バードランドから始まって、コンファメーションに君住む街角と明るい三曲を繋ぎ、後半戦の我が心のジョージア、コーリングユー、そしてラストにバードランドの子守歌。セットリストに用意したのはその六曲。昨日の夜に一人で決めたけれど、メンバーに言っていない意図が一つだけある。南海さんが来てくれた時に彼ならきっとわかってくれるだろうと決めた曲目だ。順番も決めないアドリブは、視線が飛び交い、ちこちでタイミングを見定めるように試すような音が混じり合う。そうやってまずは二曲、毎度鉄板のバードランドとその次に入れたコンファメーションまで演奏して音は止まるのだ。
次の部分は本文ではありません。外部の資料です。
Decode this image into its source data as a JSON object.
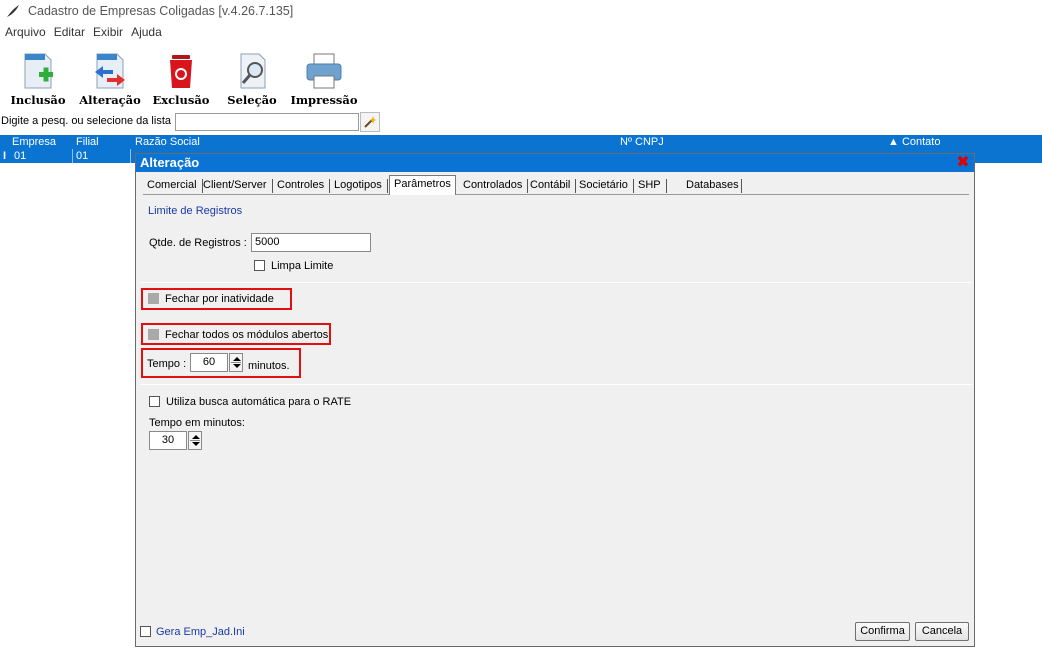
{
  "window": {
    "title": "Cadastro de Empresas Coligadas [v.4.26.7.135]",
    "app_icon": "quill-icon"
  },
  "menu": [
    "Arquivo",
    "Editar",
    "Exibir",
    "Ajuda"
  ],
  "toolbar": {
    "inclusao": "Inclusão",
    "alteracao": "Alteração",
    "exclusao": "Exclusão",
    "selecao": "Seleção",
    "impressao": "Impressão"
  },
  "search": {
    "label": "Digite a pesq. ou selecione da lista :",
    "value": ""
  },
  "grid": {
    "columns": {
      "empresa": "Empresa",
      "filial": "Filial",
      "razao_social": "Razão Social",
      "cnpj": "Nº CNPJ",
      "contato": "▲ Contato"
    },
    "row": {
      "indicator": "I",
      "empresa": "01",
      "filial": "01"
    }
  },
  "dialog": {
    "title": "Alteração",
    "tabs": [
      "Comercial",
      "Client/Server",
      "Controles",
      "Logotipos",
      "Parâmetros",
      "Controlados",
      "Contábil",
      "Societário",
      "SHP",
      "Databases"
    ],
    "active_tab": "Parâmetros",
    "section_title": "Limite de Registros",
    "qtde_label": "Qtde. de Registros :",
    "qtde_value": "5000",
    "limpa_limite": "Limpa Limite",
    "fechar_inatividade": "Fechar por inatividade",
    "fechar_modulos": "Fechar todos os módulos abertos",
    "tempo_label": "Tempo :",
    "tempo_value": "60",
    "minutos": "minutos.",
    "rate_label": "Utiliza busca automática para o RATE",
    "tempo_minutos_label": "Tempo em minutos:",
    "tempo_minutos_value": "30",
    "gera_label": "Gera Emp_Jad.Ini",
    "confirma": "Confirma",
    "cancela": "Cancela"
  },
  "colors": {
    "grid_blue": "#0a74d0",
    "highlight_red": "#e01010",
    "section_blue": "#1a3aa6"
  }
}
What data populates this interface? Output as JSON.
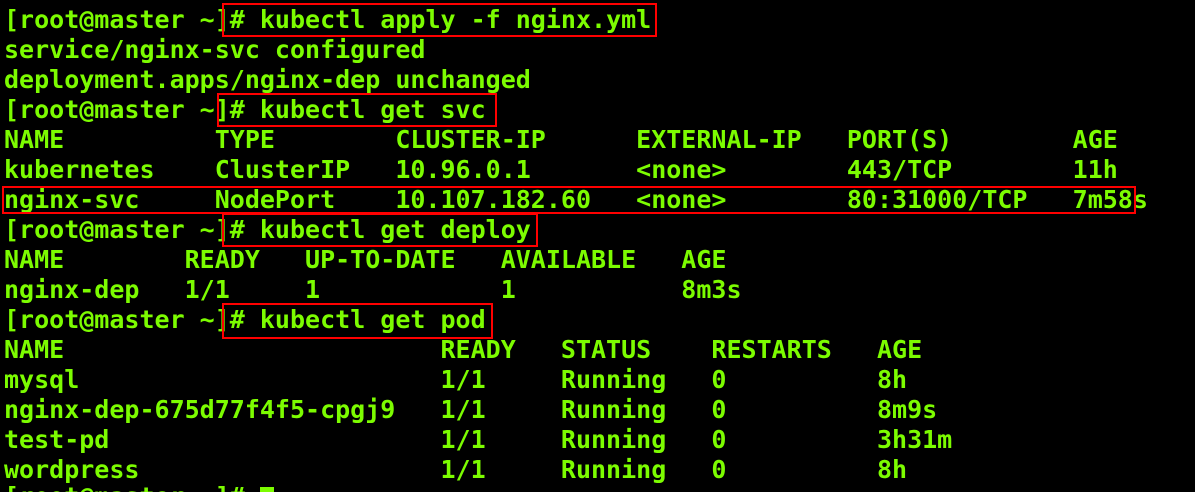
{
  "terminal": {
    "colors": {
      "background": "#000000",
      "text": "#7CFC00",
      "highlight_box": "#ff0000"
    },
    "lines": [
      {
        "prompt": "[root@master ~]",
        "command": "# kubectl apply -f nginx.yml"
      },
      {
        "text": "service/nginx-svc configured"
      },
      {
        "text": "deployment.apps/nginx-dep unchanged"
      },
      {
        "prompt": "[root@master ~]",
        "command": "# kubectl get svc"
      },
      {
        "text": "NAME          TYPE        CLUSTER-IP      EXTERNAL-IP   PORT(S)        AGE"
      },
      {
        "text": "kubernetes    ClusterIP   10.96.0.1       <none>        443/TCP        11h"
      },
      {
        "text": "nginx-svc     NodePort    10.107.182.60   <none>        80:31000/TCP   7m58s"
      },
      {
        "prompt": "[root@master ~]",
        "command": "# kubectl get deploy"
      },
      {
        "text": "NAME        READY   UP-TO-DATE   AVAILABLE   AGE"
      },
      {
        "text": "nginx-dep   1/1     1            1           8m3s"
      },
      {
        "prompt": "[root@master ~]",
        "command": "# kubectl get pod"
      },
      {
        "text": "NAME                         READY   STATUS    RESTARTS   AGE"
      },
      {
        "text": "mysql                        1/1     Running   0          8h"
      },
      {
        "text": "nginx-dep-675d77f4f5-cpgj9   1/1     Running   0          8m9s"
      },
      {
        "text": "test-pd                      1/1     Running   0          3h31m"
      },
      {
        "text": "wordpress                    1/1     Running   0          8h"
      }
    ],
    "final_prompt": "[root@master ~]# "
  }
}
「バードランドはいつも通りにやるとして、コンファメはフォーバース入れたいな」
タァ兄の言葉に「あ、ソレ良いかも」と同意する。「でもチェイスでバトルするっていうのも面白くない? 片桐さんと結城さんでさ」とアカネが口を出せば「それはそれで面白そう」とは片桐の言葉だ。「バトルやるならコンファメのが良いよなぁ」そう呟きつつ思考を巡らせば、「じゃーさ、コンファメでチェイスして、君住むでフォーバースならどうよ」とリョーマがそう提案すれば、俺たち五人は「それだ!」と全員で同意する。
「じゃ、コンファメのチェイスはシュン坊と片桐クンで勝手に練習しておいてもらうとして、君住むの方を先にやるか。テーマやってシュン坊、リョーマ、片桐クン、アカネで回してフォーバース、後テで」
ここからああでもない、こうでもないと言いながら、三度連続で俺たちは君住む街角を演奏し続ける。どうにもしっくり来ない構成で、回す順番を変えてみたり、フォーバースの他にドラムソロを入れてみたりしても何だか違うのだ。ちなみにフォーバースの上にドラムソロはドラムばかりでお腹いっぱい過ぎて即座に却下だ。これは次回までの宿題で、と匙を投げた俺たちは、まだ合わせていない残りの三曲を撫でる程度に合わせてる。最後に、来週にはしっかり構成作り上げとけよとタァ兄から俺へお達しが下され、今回のリハは解散となった。本番まで、あと四週間。そして残りのリハすらもあと四回、だ。
「か、片桐ぃぃ~!」
各々が楽器を片付けそれぞれスタジオを出て行こうとしている時に、俺はキーボードを片付ける片桐を呼ぶ。
「……ナンダイノビタクン」
呆れかえった表情を浮かべながら、感情の一片も感じられないような声でそんな言葉を返す片桐に「この後付き合ってください!!」と拝めば「どうせ三上さん呼んでって言い出すんだろうから今呼んどくよ……」とため息交じりでポケットから取り出した、青いスケルトンの二つ折り携帯をパカリと開いた。